Protein-protein interactions (PPIs) play an essential role in the majority of cell processes, and their dysregulation, caused either by environment factors or genetic variations, are origin of many pathological conditions. Strategies to modulate PPIs with small molecules have therefore attracted increasing interest over the last years. However, the quest for new PPI inhibitors has major difficulties, such as the usually large size of protein-protein interfaces or the absence of preformed cavities in them. These problems are especially challenging when no 3D structure is available for the protein-protein complex. By using docking simulations with pyDock, it is possible to identify protein-protein hot-spot residues, which can help to localize possible small-molecule binding sites without any prior structural knowledge of the complex. Then, molecular dynamics (MD) can be used to describe fluctuations on the interacting surfaces, in order to search for transient cavities with Fpocket. We evaluated this approach on a small set of protein-protein complexes with known small-molecule inhibitors, in which structural data are available for the unbound molecules, as well as for the protein-protein and protein-inhibitor complexes. We found that MD simulations are essential to find small cavities that are similar to the inhibitor binding sites. The predicted hot-spot residues helped to identify the known inhibitor binding sites. We will discuss how these predicted cavities can play an interesting point for the chemical perturbation of PPIs through small-molecules.

Short bio:

Mireia Rosell is a PhD student at the Protein Interactions and Docking Group in the Barcelona Supercomputing Center, lead by Juan Fernandez-Recio. She did a B.Sc. In Biochemistry at Universitat Autònoma de Barcelona and afterwards she obtained an interuniversity M.Sc. in Bioinformatics for Health Sciences by Universitat Pompeu Fabra and Universitat de Barcelona. Her research is focused on the development of a new methodology for the high-throughput structural annotation of sequence variants involved in protein interactions.

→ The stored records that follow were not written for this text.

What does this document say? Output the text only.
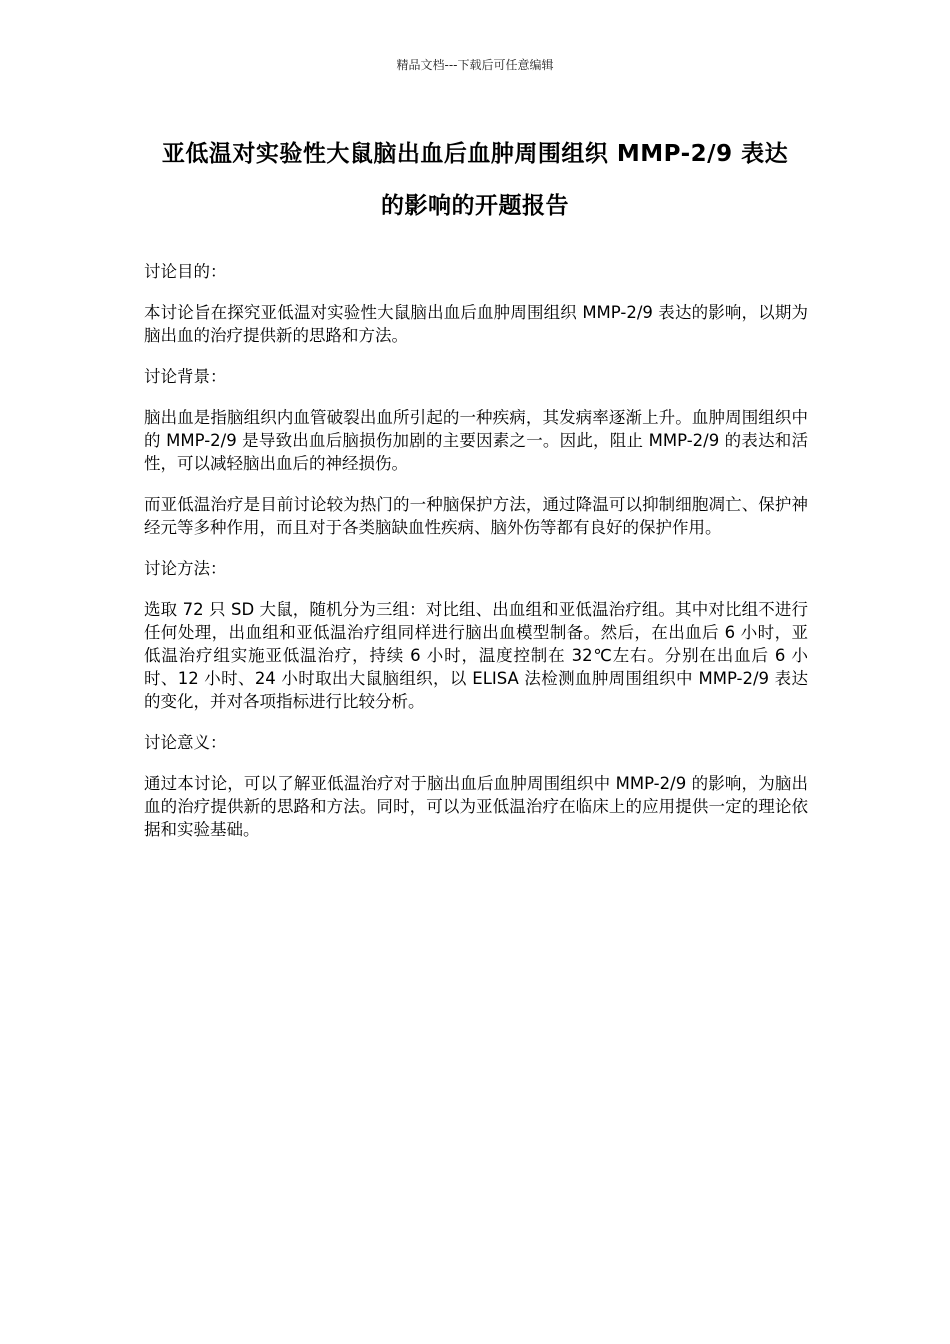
精品文档---下载后可任意编辑
亚低温对实验性大鼠脑出血后血肿周围组织 MMP-2/9 表达
的影响的开题报告

讨论目的：

本讨论旨在探究亚低温对实验性大鼠脑出血后血肿周围组织 MMP-2/9 表达的影响，以期为脑出血的治疗提供新的思路和方法。

讨论背景：

脑出血是指脑组织内血管破裂出血所引起的一种疾病，其发病率逐渐上升。血肿周围组织中的 MMP-2/9 是导致出血后脑损伤加剧的主要因素之一。因此，阻止 MMP-2/9 的表达和活性，可以减轻脑出血后的神经损伤。

而亚低温治疗是目前讨论较为热门的一种脑保护方法，通过降温可以抑制细胞凋亡、保护神经元等多种作用，而且对于各类脑缺血性疾病、脑外伤等都有良好的保护作用。

讨论方法：

选取 72 只 SD 大鼠，随机分为三组：对比组、出血组和亚低温治疗组。其中对比组不进行任何处理，出血组和亚低温治疗组同样进行脑出血模型制备。然后，在出血后 6 小时，亚低温治疗组实施亚低温治疗，持续 6 小时，温度控制在 32℃左右。分别在出血后 6 小时、12 小时、24 小时取出大鼠脑组织，以 ELISA 法检测血肿周围组织中 MMP-2/9 表达的变化，并对各项指标进行比较分析。

讨论意义：

通过本讨论，可以了解亚低温治疗对于脑出血后血肿周围组织中 MMP-2/9 的影响，为脑出血的治疗提供新的思路和方法。同时，可以为亚低温治疗在临床上的应用提供一定的理论依据和实验基础。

Influence of protein flexibility on Virtual Screening (V.S)

The drug discovery (DD) process is a slow and expensive process with high attrition rates. In the last years the computational methodologies used to study biologic systems have undergone a major improvement due to the rapid technological development. This has allowed the development and incorporation of in silico methodologies into the drug discovery pipeline. One of these methodologies is the Virtual Screening (VS) where thousands of compounds are computationally studied in search of new compounds that will become commercially available drugs. Most of current methodologies treat the proteins as rigid entities but it has been shown that proteins are dynamic entities that may undergo conformational changes upon ligand binding. The focus of this talk will be how the inclusion of protein flexibility, by using the PELE simulation program, affects the VS results.
Sort bio:

Jelisa Iglesias is a PhD student in her last year at the EAPM group in the Life Science department at the BSC. She obtained her MsC in Bioinformatics by the UAB in 2014 and her Biotechnology degree by the UB at 2013.